`[{:(3,10),(2,7):}]` find the inverse of matrix

To find the inverse of the matrix \( A = \begin{pmatrix} 3 & 10 \\ 2 & 7 \end{pmatrix} \), we will use the method of row operations to transform the matrix into the identity matrix while applying the same operations to an identity matrix. ### Step-by-step Solution: 1. **Set Up the Augmented Matrix**: We start with the augmented matrix \( [A | I] \): \[ \begin{pmatrix} 3 & 10 & | & 1 & 0 \\ 2 & 7 & | & 0 & 1 \end{pmatrix} \] 2. **Row Operation to Get Leading 1 in Row 1**: We want to make the leading coefficient of the first row a 1. We can do this by dividing the entire first row by 3: \[ R_1 = \frac{1}{3} R_1 \implies \begin{pmatrix} 1 & \frac{10}{3} & | & \frac{1}{3} & 0 \\ 2 & 7 & | & 0 & 1 \end{pmatrix} \] 3. **Eliminate the First Column of Row 2**: Now we will eliminate the first column of the second row. We can do this by replacing \( R_2 \) with \( R_2 - 2R_1 \): \[ R_2 = R_2 - 2R_1 \implies \begin{pmatrix} 1 & \frac{10}{3} & | & \frac{1}{3} & 0 \\ 0 & \frac{1}{3} & | & -\frac{2}{3} & 1 \end{pmatrix} \] 4. **Row Operation to Get Leading 1 in Row 2**: Now we need to make the leading coefficient of the second row a 1. We can do this by multiplying the second row by 3: \[ R_2 = 3R_2 \implies \begin{pmatrix} 1 & \frac{10}{3} & | & \frac{1}{3} & 0 \\ 0 & 1 & | & -2 & 3 \end{pmatrix} \] 5. **Eliminate the Second Column of Row 1**: Now we will eliminate the second column of the first row.
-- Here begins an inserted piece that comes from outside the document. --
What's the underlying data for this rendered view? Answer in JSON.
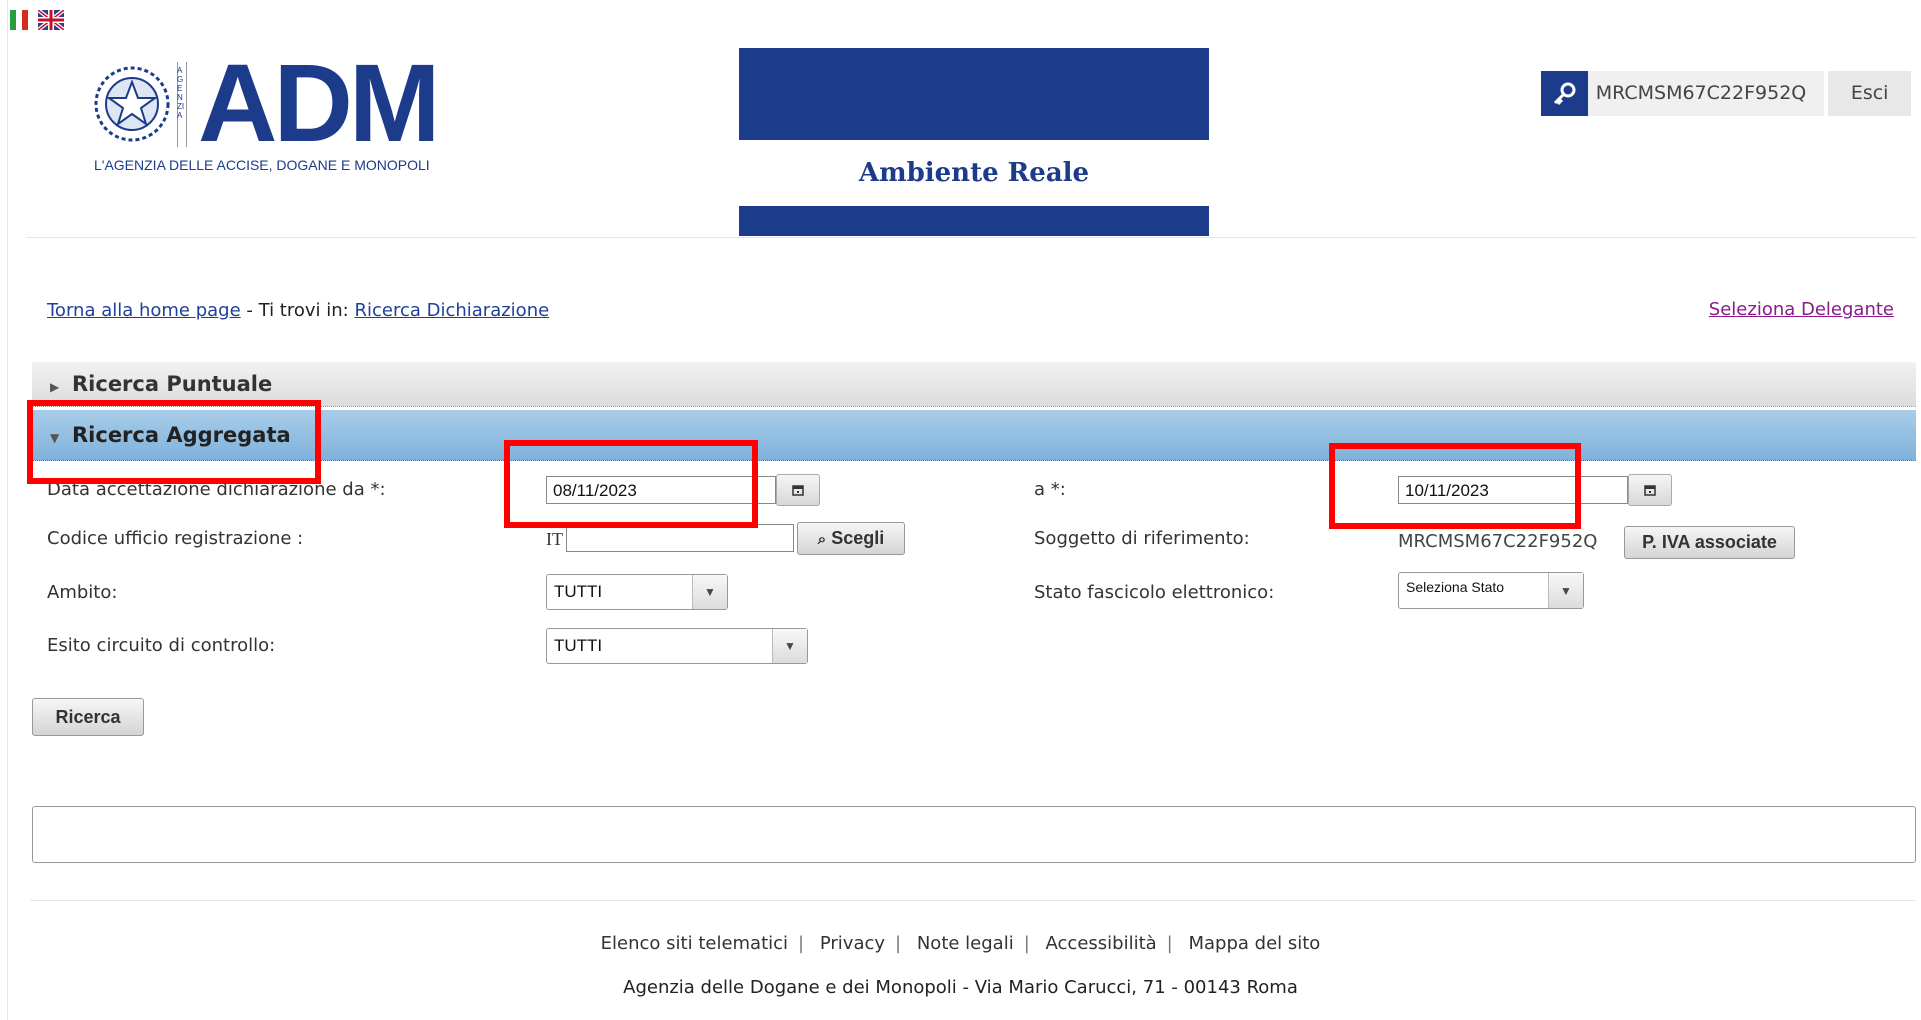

We can do this by replacing \( R_1 \) with \( R_1 - \frac{10}{3}R_2 \): \[ R_1 = R_1 - \frac{10}{3}R_2 \implies \begin{pmatrix} 1 & 0 & | & 7 & -10 \\ 0 & 1 & | & -2 & 3 \end{pmatrix} \] 6. **Final Result**: The left side of the augmented matrix is now the identity matrix, and the right side gives us the inverse of \( A \): \[ A^{-1} = \begin{pmatrix} 7 & -10 \\ -2 & 3 \end{pmatrix} \] ### Final Answer: The inverse of the matrix \( A \) is: \[ A^{-1} = \begin{pmatrix} 7 & -10 \\ -2 & 3 \end{pmatrix} \]